A visualization of the number of objects from Benin by institution reaffirms that the British Museum continues to hold the lion’s share of Benin bronzes, with almost twice as many items, at 944, than the institution with the second-most at 518, the Ethnologisches Museum in Berlin. Coming in third is the Field Museum in Chicago, with 393 items from Benin listed on the database, and the University of Cambridge’s Museum of Archaeology and Anthropology holds the fourth-largest collection with 350 items. The National Museum, Benin rounds out the top five with 285 objects, and is the only institution in the top ten based in Nigeria. While the Ethnologisches Museum has committed to returning 512 Benin bronzes from its collection to Nigeria — the largest such promised return to date — and Cambridge was the first institution in the UK to announce restitution of a Benin bronze last fall, neither the British Museum nor the Field Museum have entered into any agreement with Nigeria.

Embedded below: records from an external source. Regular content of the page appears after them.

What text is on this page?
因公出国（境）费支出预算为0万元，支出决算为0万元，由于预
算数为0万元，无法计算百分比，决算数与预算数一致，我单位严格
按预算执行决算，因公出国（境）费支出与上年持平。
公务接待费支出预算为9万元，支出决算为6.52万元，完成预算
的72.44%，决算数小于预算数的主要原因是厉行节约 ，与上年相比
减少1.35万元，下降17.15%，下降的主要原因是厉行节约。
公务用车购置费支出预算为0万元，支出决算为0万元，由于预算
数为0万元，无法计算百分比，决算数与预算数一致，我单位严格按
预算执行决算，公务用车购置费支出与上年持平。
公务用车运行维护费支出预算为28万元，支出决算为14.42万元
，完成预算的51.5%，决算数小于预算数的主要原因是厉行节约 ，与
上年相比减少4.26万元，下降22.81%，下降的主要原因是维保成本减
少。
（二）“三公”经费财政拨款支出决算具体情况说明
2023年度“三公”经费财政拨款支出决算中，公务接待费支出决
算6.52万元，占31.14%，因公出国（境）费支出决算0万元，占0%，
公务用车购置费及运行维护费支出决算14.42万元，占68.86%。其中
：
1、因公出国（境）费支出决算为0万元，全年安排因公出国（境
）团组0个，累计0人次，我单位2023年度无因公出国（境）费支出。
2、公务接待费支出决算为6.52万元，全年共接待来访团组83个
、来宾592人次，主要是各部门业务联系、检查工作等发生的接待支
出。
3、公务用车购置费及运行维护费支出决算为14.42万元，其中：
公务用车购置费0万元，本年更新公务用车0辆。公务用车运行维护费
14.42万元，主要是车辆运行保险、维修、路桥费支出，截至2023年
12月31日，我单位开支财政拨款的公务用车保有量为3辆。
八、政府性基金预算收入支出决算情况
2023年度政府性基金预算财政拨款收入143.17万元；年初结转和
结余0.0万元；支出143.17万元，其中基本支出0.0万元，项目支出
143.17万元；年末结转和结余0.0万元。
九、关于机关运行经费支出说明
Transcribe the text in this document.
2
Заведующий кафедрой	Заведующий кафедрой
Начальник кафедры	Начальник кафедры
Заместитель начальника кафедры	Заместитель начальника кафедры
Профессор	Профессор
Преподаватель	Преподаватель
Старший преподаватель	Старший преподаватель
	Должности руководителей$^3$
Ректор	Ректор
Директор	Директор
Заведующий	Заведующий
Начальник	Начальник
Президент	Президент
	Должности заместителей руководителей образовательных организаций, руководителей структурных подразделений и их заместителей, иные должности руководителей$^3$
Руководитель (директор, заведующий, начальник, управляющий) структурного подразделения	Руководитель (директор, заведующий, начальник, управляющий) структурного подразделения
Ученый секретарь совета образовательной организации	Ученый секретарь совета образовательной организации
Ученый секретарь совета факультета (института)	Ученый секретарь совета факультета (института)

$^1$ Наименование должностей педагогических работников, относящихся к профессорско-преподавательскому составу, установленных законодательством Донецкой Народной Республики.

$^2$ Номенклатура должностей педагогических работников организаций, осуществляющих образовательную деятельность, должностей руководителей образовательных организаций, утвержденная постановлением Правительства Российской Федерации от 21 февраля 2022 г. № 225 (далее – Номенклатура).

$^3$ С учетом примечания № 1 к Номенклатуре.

It is also possible to view the Benin bronzes by provenance and geography.
Digital Benin aims to achieve goals as straightforward as providing an authoritative and factual digital archive, and as ambitious as compelling museums to adopt Indigenous classificatory language and return the stolen objects in their collections. It contains data from about 5,246 objects located at 131 institutions across 20 countries.
The Ẹyo Otọ page offers a portal for visitors to explore artifacts from Benin grouped neither by the institutions they are currently housed at nor by rough-hewed categories sloppily adopted by primarily Western museum professionals, but by Edo designations. Clicking into an object category page, a visitor will find an instructive description of the type of bronze — whether that is a bird of prophecy staff, called an Ahianmwẹ-Ọrọ, or a more functional household item like an oil lamp, named Urhukpa-Ẹvbi. The database displays all items belonging to that category beneath the description, alongside detailed information about its location, provenance, and other institutional records.